# Did anybody else fish the floating bush?



## Empty Tank (Jan 3, 2008)

My wife and a friend found a floating bushseveral miles outside of pensacola pass. It was loaded up with chicken dolphin. It looked like a giant witch doctors head. Was wondering if anybodyelse fished it this week-end. Here's a photo of the catch.


----------



## KingMe!!! (Apr 25, 2008)

Looks like you guys had a great trip. Just found it out there floating huh. I'm going out tomarrow afternoon so i'll be looking.:clap


----------



## Tuna Man (Oct 2, 2007)

This one..??????










http://www.pensacolafishingforum.com/fishingforum/Topic145386-2-1.aspx


----------



## hjorgan (Sep 30, 2007)

Is this it?









if so yes, we caught a few on it off Orange Beach.

Read all about it...

http://www.pensacolafishingforum.com/fishingforum/Topic145386-2-1.aspx


----------



## hjorgan (Sep 30, 2007)

You beat me to it, Tuna Man.

Looks like instead of sinking reefs we should be floating.... 

REEFER??????

:letsdrink


----------



## itsme (Feb 6, 2008)

Is this it?


----------



## Sniper Spear-It (Jan 16, 2008)

nice mess of fish. wish i would have found that as well.Congrats


----------



## Empty Tank (Jan 3, 2008)

No, that's not same bush. This thing was a little bigger and it was not so much grass as it was limbs sticking up. There is all kind of stuff floating out there right now.


----------



## [email protected] (Oct 4, 2007)

know what they say , nothing beats a good bush. .............great report.


----------



## Downtime2 (Sep 27, 2007)

> *[email protected] (7/15/2008)*know what they say , nothing beats a good bush. .............great report.
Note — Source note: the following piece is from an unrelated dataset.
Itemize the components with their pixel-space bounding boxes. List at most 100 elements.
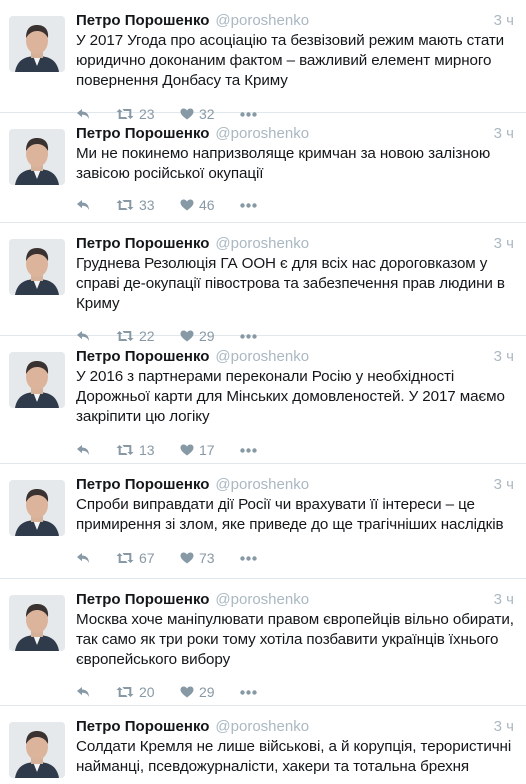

Was it a trimmed bush? When you trolled by, did you shave it close????


----------



## Clay-Doh (Oct 2, 2007)

Sweet haul of fish man!


----------



## lobsterman (Sep 30, 2007)

Is that what you call Islands in the Stream?


----------



## pogypumper (Mar 24, 2008)

Nice pun on Hemingway!!


----------



## Framerguy (Oct 2, 2007)

> *pogypumper (7/15/2008)*Nice pun on Hemingway!!


Hemingway????

Try a country and western hit for Kenny Rogers and Dolly Parton!!!


----------



## Sir Reel (Jun 14, 2008)

I was on the Bush late Sunday. You guys fished it out. All we caught was a 5" amberjack.


----------



## fishingfromagunship (Oct 26, 2007)

I hate it when those bushes smell like fish:sick

But hey, you're dolphin will taste like chicken!:toast


----------



## Oh Yeah (Jul 12, 2008)

Now thats a solid fishing report right there :bowdown



Bill :letsdrink


----------



## TBonds (Oct 1, 2007)

> *fishingfromagunship (7/15/2008)*I hate it when those bushes smell like fish:sick
> 
> 
> 
> But hey, you're dolphin will taste like chicken!:toast




For some reason I feel like that should be on a bumper sticker or a t-shirt.


----------



## jmartintcb (Nov 22, 2007)

I am going out friday, saturday and sunday...I hope I can find a bush like that! Great mess of fish:clap


----------



## Empty Tank (Jan 3, 2008)

Yea, we hit her pretty hard and we did catch some of those little Amberjack looking things. However we did not leave because the fish quit bitting. We left it because of the 30 kt winds and lightening all around us. We finished with it around 3pm on Saturday.

You guys are right, nothing like a strange fishy bush!


----------



## wirenut (Sep 30, 2007)

Nice mess


----------